The circular aperture eliminates light from the edges, produces the most dramatic shift.
A shaped aperture accepts light from closer to the center and closer to the edges, mixes light from the different focal-length regions, hence spreads out the DOF.
OK, but a shaped aperture would have to be extremely "out of round" to have a noticeable effect. In most non-circular apertures, the portion of light transmitted through the irregular outer area is very small in comparison to the central part - even the triangular aperture mentioned earlier - so mixing of light from different-focal-length-edges regions is hardly greater than a circular aperture. Also, most non-circular apertures close down from all directions - light is eliminated from the edges - when stopped down so you are still going to get focus shift. I'd say on most commonly used lenses, the shape of the aperture has a negligible effect on focus shift.

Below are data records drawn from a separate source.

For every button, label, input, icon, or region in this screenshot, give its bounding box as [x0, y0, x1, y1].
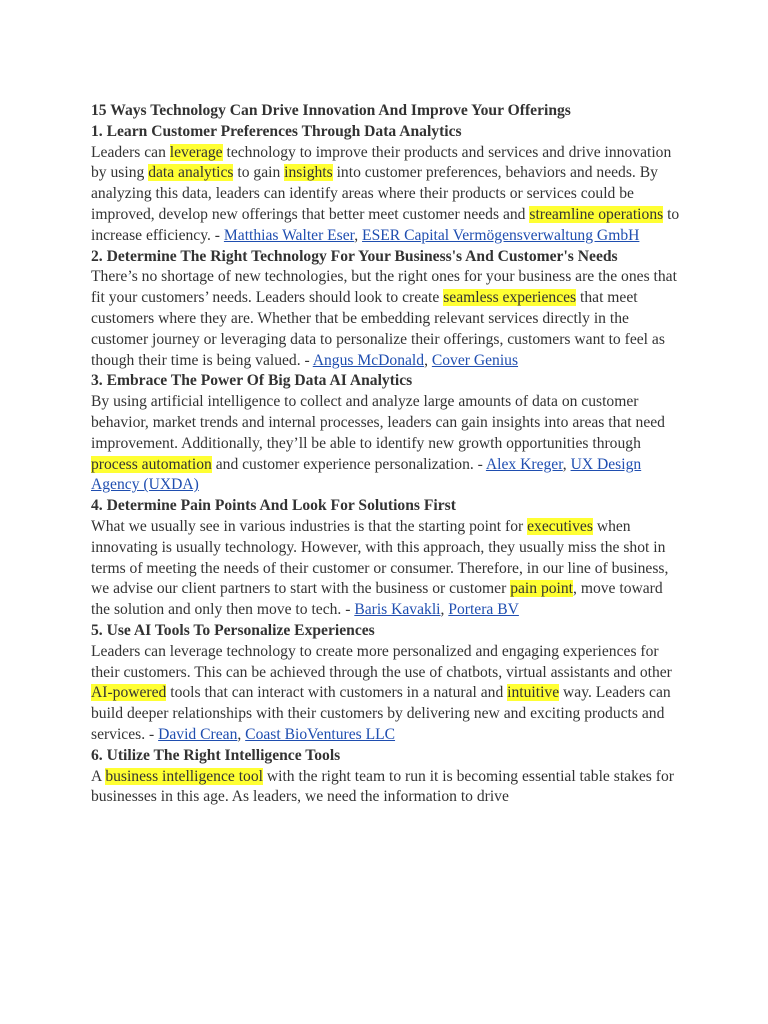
section-heading: 5. Use AI Tools To Personalize Experiences — [91, 621, 375, 639]
company-link[interactable]: ESER Capital Vermögensverwaltung GmbH — [362, 226, 640, 244]
author-link[interactable]: David Crean — [158, 725, 238, 743]
section-body: A business intelligence tool with the right team to run it is becoming essential table stakes for businesses in this age. As leaders, we need the information to drive — [91, 767, 674, 806]
highlight: intuitive — [507, 684, 560, 702]
section-body: By using artificial intelligence to collect and analyze large amounts of data on customer behavior, market trends and internal processes, leaders can gain insights into areas that need improvement. Additionally, they’ll be able to identify new growth opportunities through process automation and customer experience personalization. - Alex Kreger, UX Design Agency (UXDA) — [91, 393, 665, 494]
highlight: streamline operations — [529, 205, 664, 223]
company-link[interactable]: Portera BV — [448, 601, 519, 619]
company-link[interactable]: Cover Genius — [431, 351, 519, 369]
section-body: Leaders can leverage technology to create more personalized and engaging experiences for their customers. This can be achieved through the use of chatbots, virtual assistants and other AI-powered tools that can interact with customers in a natural and intuitive way. Leaders can build deeper relationships with their customers by delivering new and exciting products and services. - David Crean, Coast BioVentures LLC — [91, 642, 672, 743]
document-title: 15 Ways Technology Can Drive Innovation And Improve Your Offerings — [91, 102, 571, 119]
highlight: seamless experiences — [443, 289, 577, 307]
highlight: process automation — [91, 455, 212, 473]
author-link[interactable]: Baris Kavakli — [354, 601, 441, 619]
section-heading: 3. Embrace The Power Of Big Data AI Analytics — [91, 372, 413, 390]
section-heading: 1. Learn Customer Preferences Through Data Analytics — [91, 122, 462, 140]
highlight: AI-powered — [91, 684, 167, 702]
highlight: business intelligence tool — [105, 767, 263, 785]
company-link[interactable]: UX Design Agency (UXDA) — [91, 455, 642, 494]
section-heading: 6. Utilize The Right Intelligence Tools — [91, 746, 341, 764]
author-link[interactable]: Matthias Walter Eser — [223, 226, 355, 244]
highlight: data analytics — [148, 164, 234, 182]
company-link[interactable]: Coast BioVentures LLC — [245, 725, 396, 743]
section-heading: 2. Determine The Right Technology For Your Business's And Customer's Needs — [91, 247, 618, 265]
section-heading: 4. Determine Pain Points And Look For Solutions First — [91, 497, 456, 515]
section-body: There’s no shortage of new technologies, but the right ones for your business are the ones that fit your customers’ needs. Leaders should look to create seamless experiences that meet customers where they are. Whether that be embedding relevant services directly in the customer journey or leveraging data to personalize their offerings, customers want to feel as though their time is being valued. - Angus McDonald, Cover Genius — [91, 268, 677, 369]
author-link[interactable]: Alex Kreger — [485, 455, 563, 473]
section-body: Leaders can leverage technology to improve their products and services and drive innovation by using data analytics to gain insights into customer preferences, behaviors and needs. By analyzing this data, leaders can identify areas where their products or services could be improved, develop new offerings that better meet customer needs and streamline operations to increase efficiency. - Matthias Walter Eser, ESER Capital Vermögensverwaltung GmbH — [91, 143, 680, 244]
highlight: pain point — [510, 580, 574, 598]
highlight: executives — [527, 517, 593, 535]
highlight: leverage — [169, 143, 223, 161]
section-body: What we usually see in various industries is that the starting point for executives when innovating is usually technology. However, with this approach, they usually miss the shot in terms of meeting the needs of their customer or consumer. Therefore, in our line of business, we advise our client partners to start with the business or customer pain point, move toward the solution and only then move to tech. - Baris Kavakli, Portera BV — [91, 517, 669, 619]
highlight: insights — [284, 164, 333, 182]
document-page — [91, 101, 683, 808]
author-link[interactable]: Angus McDonald — [312, 351, 425, 369]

If you are really going to minimize focus shift on stopping down you need an aperture which continues to transmit light across the entire radius on stopping down. For example a cat's eye which is near circular (wide open) for night vision but closes down to a slit in bright light. Such an aperture would produce unusual DOF effects, since the DOF in the vertical direction hardly changes on stopping down, but increases greatly horizontally (hmmm... could be interesting).
Another example are the "sink strainer" stoppers used with some large format cameras. In some ways these act a bit like a neutral density filter in that they reduce the amount of light passing but still transmit across much of the aperture radius, so the DOF is not altered greatly.